Cover image of "Small Mercies," Dennis Lehane's latest crime thriller

Mary Pat Fennessy lives on the wrong side of the tracks. In South Boston, or “Southie” as the locals call it, a heavily Irish American neighborhood marred by crumbling real estate, miles of mean streets, and scores of bars crammed to overflowing. It’s 1974, and a Federal judge who lives in one of the all-white suburbs has just issued an order for the Boston public schools to begin integrating. They’re to bus white kids from Southie to an almost all-Black high school, and Black kids to Mary Pat’s daughter’s local high school. And like all her neighbors, Mary Pat is outraged and is gearing up to protest. Dennis Lehane’s latest crime thriller, Small Mercies, tells her tale, and theirs, as the busing crisis rises to a crescendo over the hot summer months. 

Estimated reading time: 5 minutes

A story unfolds in violence in Dennis Lehane’s latest crime thriller

While tension is rising citywide over the desegregation order, two troubling mysteries impinge on Mary Pat Fennessy’s life. A young Black man has lost his life at a “T” (Massachusetts Bay Transportation Authority) station not far from her house. And her seventeen-year-old daughter has gone missing. The police are short of clues on both counts. And even Marty Butler, head of the local Mob, isn’t much help to Mary Pat. Of course, no reader will be surprised to learn that the two events are closely related. But it will take weeks for Mary Pat to knock enough heads around to figure out why. And there will be violence. Lots of it.  

Small Mercies by Dennis Lehane (2023) 320 pages ★★★★★

Photo of Boston school desegregation riot in 1974 which took place during the action in Lehane's latest crime thriller
Boston residents scuffled with the police in 1974 in protest of a court-ordered busing program intended to desegregate the public schools. Image: Peter Bregg – Associated Press via New York Times

The Boston school busing crisis

For fourteen years (1974-88), the Boston Public Schools were under court order to desegregate by a system of compulsory busing to achieve racial balance. The Boston School Committee had been required by state law to do so for nine years, since the state legislature had passed the 1965 Racial Imbalance Act. But the committee had consistently refused to follow the law. A federal lawsuit led to the order by US District Court Judge W. Arthur Garrity in June 1974—and all hell broke loose. The events in Small Mercies take place during the tense months between Garrity’s decision and the days following the opening of the schools in September 1974.

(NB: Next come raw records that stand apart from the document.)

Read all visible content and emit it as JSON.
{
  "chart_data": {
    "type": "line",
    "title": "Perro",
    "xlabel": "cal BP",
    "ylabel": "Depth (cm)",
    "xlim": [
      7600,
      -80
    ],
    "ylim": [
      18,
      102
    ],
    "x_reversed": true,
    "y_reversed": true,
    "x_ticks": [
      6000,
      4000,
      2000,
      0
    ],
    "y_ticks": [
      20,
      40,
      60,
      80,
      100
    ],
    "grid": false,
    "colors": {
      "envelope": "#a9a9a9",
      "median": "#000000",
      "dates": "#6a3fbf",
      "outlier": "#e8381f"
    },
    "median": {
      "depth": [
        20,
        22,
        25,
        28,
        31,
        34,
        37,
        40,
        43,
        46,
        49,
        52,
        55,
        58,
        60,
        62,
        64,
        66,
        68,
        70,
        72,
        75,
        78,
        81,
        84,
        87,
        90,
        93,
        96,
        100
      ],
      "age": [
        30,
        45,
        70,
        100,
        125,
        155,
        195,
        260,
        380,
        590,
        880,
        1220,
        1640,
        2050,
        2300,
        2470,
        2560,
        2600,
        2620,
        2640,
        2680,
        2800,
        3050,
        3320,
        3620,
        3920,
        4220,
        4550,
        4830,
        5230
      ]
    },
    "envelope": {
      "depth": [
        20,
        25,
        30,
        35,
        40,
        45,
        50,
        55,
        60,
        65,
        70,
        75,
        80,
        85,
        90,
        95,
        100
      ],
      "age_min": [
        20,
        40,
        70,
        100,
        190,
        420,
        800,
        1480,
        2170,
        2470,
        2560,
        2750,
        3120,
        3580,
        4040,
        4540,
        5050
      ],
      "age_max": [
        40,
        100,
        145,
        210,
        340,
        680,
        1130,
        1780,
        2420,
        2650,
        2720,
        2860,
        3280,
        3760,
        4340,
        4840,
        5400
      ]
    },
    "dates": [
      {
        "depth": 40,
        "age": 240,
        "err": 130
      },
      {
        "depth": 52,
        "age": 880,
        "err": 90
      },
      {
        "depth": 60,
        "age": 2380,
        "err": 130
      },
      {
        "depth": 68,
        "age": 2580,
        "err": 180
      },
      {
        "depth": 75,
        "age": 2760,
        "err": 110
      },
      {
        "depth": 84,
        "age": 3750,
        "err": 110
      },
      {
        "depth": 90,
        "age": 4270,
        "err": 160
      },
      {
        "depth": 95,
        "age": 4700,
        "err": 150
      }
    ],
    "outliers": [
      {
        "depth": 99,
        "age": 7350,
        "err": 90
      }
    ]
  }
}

The ethnic roots of the crisis

But the conflict that lies in the background of Dennis Lehane’s latest crime thriller had its roots in ethnicity as well as race. The protagonist, Mary Pat Fennessy, is of Irish ancestry like the overwhelming majority of the people in Southie, where she scrapes out a living. And there was more than a century of conflict between Irish-Americans and Black people that helps explain the intensity of the hatred that shows up in the novel.

The most prominent illustration of that conflict were the Draft Riots in New York and other cities during the Civil War. Then, hundreds of immigrants, mostly Irish, had raged through the neighborhoods of Black freedmen. In New York, at least 119 died, and the property damage in Black neighborhoods was extensive. So, when Mary Pat and her neighbors lash out with such fury, it’s only a reflection of many decades of hostility between Irish and Black Americans.

About the author

Photo of Dennis Lehane, author of Lehane's latest crime thriller
Dennis Lehane in 2010. Image: Wikipedia

According to his author website, Dennis Lehane “grew up in Boston. Since his first novel, A Drink Before the War, won the Shamus Award, he has published thirteen more novels that have been translated into more than 30 languages and become international bestsellers. Four of his novels—Live by Night, Mystic River, Gone, Baby, Gone, and Shutter Island—have been adapted into films. A fifth, The Drop, was adapted by Lehane himself into a film starring Tom Hardy, Noomi Rapace, and James Gandolfini in his final role. Lehane was a staff writer on the acclaimed HBO series, The Wire, and also worked as a writer-producer on HBO’s Boardwalk Empire and the Netflix series, Bloodline. Lehane and his family live in California.”